Pero Lucía no miraba. Apartó el rostro, como si al no verlo, el niño dejara de existir. En un rincón de la habitación, la luz vacilante de la lámpara de aceite proyectaba largas sombras sobre las paredes de tierra, como si observara silenciosamente todo lo que ocurría. El bebé lloraba… pero muy débilmente. Un llanto frágil, tembloroso, como si hubiera comprendido desde el primer instante que este mundo no lo quería.
«¿Qué es eso?» murmuró Lucía, la voz llena de asco. «¿Un animal?»
La comadrona sostenía suavemente al bebé en sus brazos, intentando mantener la calma.
«Tiene manos, tiene pies.
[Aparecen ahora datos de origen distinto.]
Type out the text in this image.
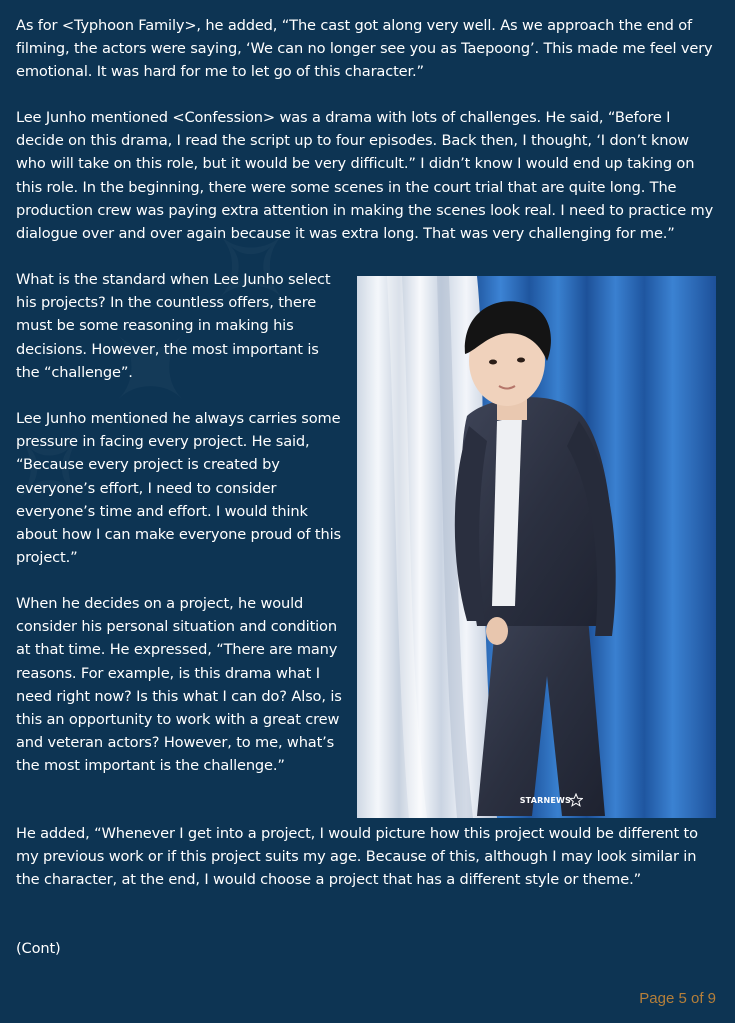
As for <Typhoon Family>, he added, “The cast got along very well. As we approach the end of filming, the actors were saying, ‘We can no longer see you as Taepoong’. This made me feel very emotional. It was hard for me to let go of this character.”

Lee Junho mentioned <Confession> was a drama with lots of challenges. He said, “Before I decide on this drama, I read the script up to four episodes. Back then, I thought, ‘I don’t know who will take on this role, but it would be very difficult.” I didn’t know I would end up taking on this role. In the beginning, there were some scenes in the court trial that are quite long. The production crew was paying extra attention in making the scenes look real. I need to practice my dialogue over and over again because it was extra long. That was very challenging for me.”

What is the standard when Lee Junho select his projects? In the countless offers, there must be some reasoning in making his decisions. However, the most important is the “challenge”.

Lee Junho mentioned he always carries some pressure in facing every project. He said, “Because every project is created by everyone’s effort, I need to consider everyone’s time and effort. I would think about how I can make everyone proud of this project.”

When he decides on a project, he would consider his personal situation and condition at that time. He expressed, “There are many reasons. For example, is this drama what I need right now? Is this what I can do? Also, is this an opportunity to work with a great crew and veteran actors? However, to me, what’s the most important is the challenge.”

He added, “Whenever I get into a project, I would picture how this project would be different to my previous work or if this project suits my age. Because of this, although I may look similar in the character, at the end, I would choose a project that has a different style or theme.”

(Cont)

STARNEWS
Page 5 of 9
Respira. Su corazón late. Es tu hijo… y está vivo.»
Pero ni Lucía ni Javier escuchaban. No veían a un niño. Para ellos, era una vergüenza. No era el hijo magnífico con el que habían soñado — aquel que habrían mostrado orgullosamente a los vecinos, a la familia, en esas pequeñas reuniones donde cada uno presumía de sus hijos y de su futuro. No. Para ellos, era algo que solo provocaría burlas. En un lugar donde los rumores se propagaban más rápido que el viento, donde el honor valía más que todo… ese niño era, a sus ojos, una mancha.
Afuera, el pueblo todavía dormía. A lo lejos, los sonidos de los insectos y el viento del bosque se mezclaban en un murmullo inquietante. Se adentraron en el bosque detrás del pueblo — un lugar donde los árboles eran tan densos que ni la luz del día podía penetrar completamente, un lugar al que nadie se atrevía a acercarse después de caer la noche. La niebla se arrastraba a sus pies, borrando cada huella. El bebé se movía en la tela fina, dejando escapar débiles sollozos… como si suplicara, como si intentara aferrarse a algo que nunca había tenido. Lucía se detuvo.
«¿Debemos realmente… hacer esto?» murmuró con la voz quebrada. Javier no se volvió. Dejaron al recién nacido en el bosque sin saber lo que les esperaba… Continúen leyendo en los comentarios 👇👇👇
Javier no se volvió. Ya no había palabras. Depositaron al niño en la tierra húmeda y se alejaron sin mirar atrás. La noche pasó, pesada y fría.
Pero a la mañana siguiente, el bosque tenía otra historia que contar. El guarda forestal, que hacía como de costumbre su ronda, oyó de repente débiles llantos. Al principio pensó que era un animal… pero el sonido era demasiado humano. Se acercó.
— Dios mío… — murmuró mientras lo tomaba rápidamente en sus brazos.
El pequeño aún respiraba. Lo llevó inmediatamente al pueblo y lo entregó a la policía. Se abrió una investigación. Los policías estaban conmocionados, pero decididos. Un acto así no podía quedar impune.
Cuando la comadrona se despertó y vio que el bebé había desaparecido, lo contó todo. Las sospechas se dirigieron rápidamente hacia Lucía y Javier. Pocas horas después, ya estaban siendo interrogados. Al principio, intentaron negar. Pero la verdad no permaneció oculta mucho tiempo. El descubrimiento del guarda forestal, las palabras de la comadrona, sus respuestas contradictorias… todo encajó.
Finalmente, confesaron. El pueblo estaba consternado. Unos padres que habían dejado a su propio hijo a la muerte… únicamente por su apariencia. Unos días después, el tribunal dictó su veredicto.
Lucía y Javier fueron castigados. Y el niño… fue salvado. Fue entregado a unos cuidados donde recibió por fin lo que sus padres nunca le habían dado: una oportunidad de vivir. Y esta historia se convirtió en un recordatorio para todos — que a veces, la mayor crueldad viene de quienes deberían amar más… y que la salvación viene de los desconocidos.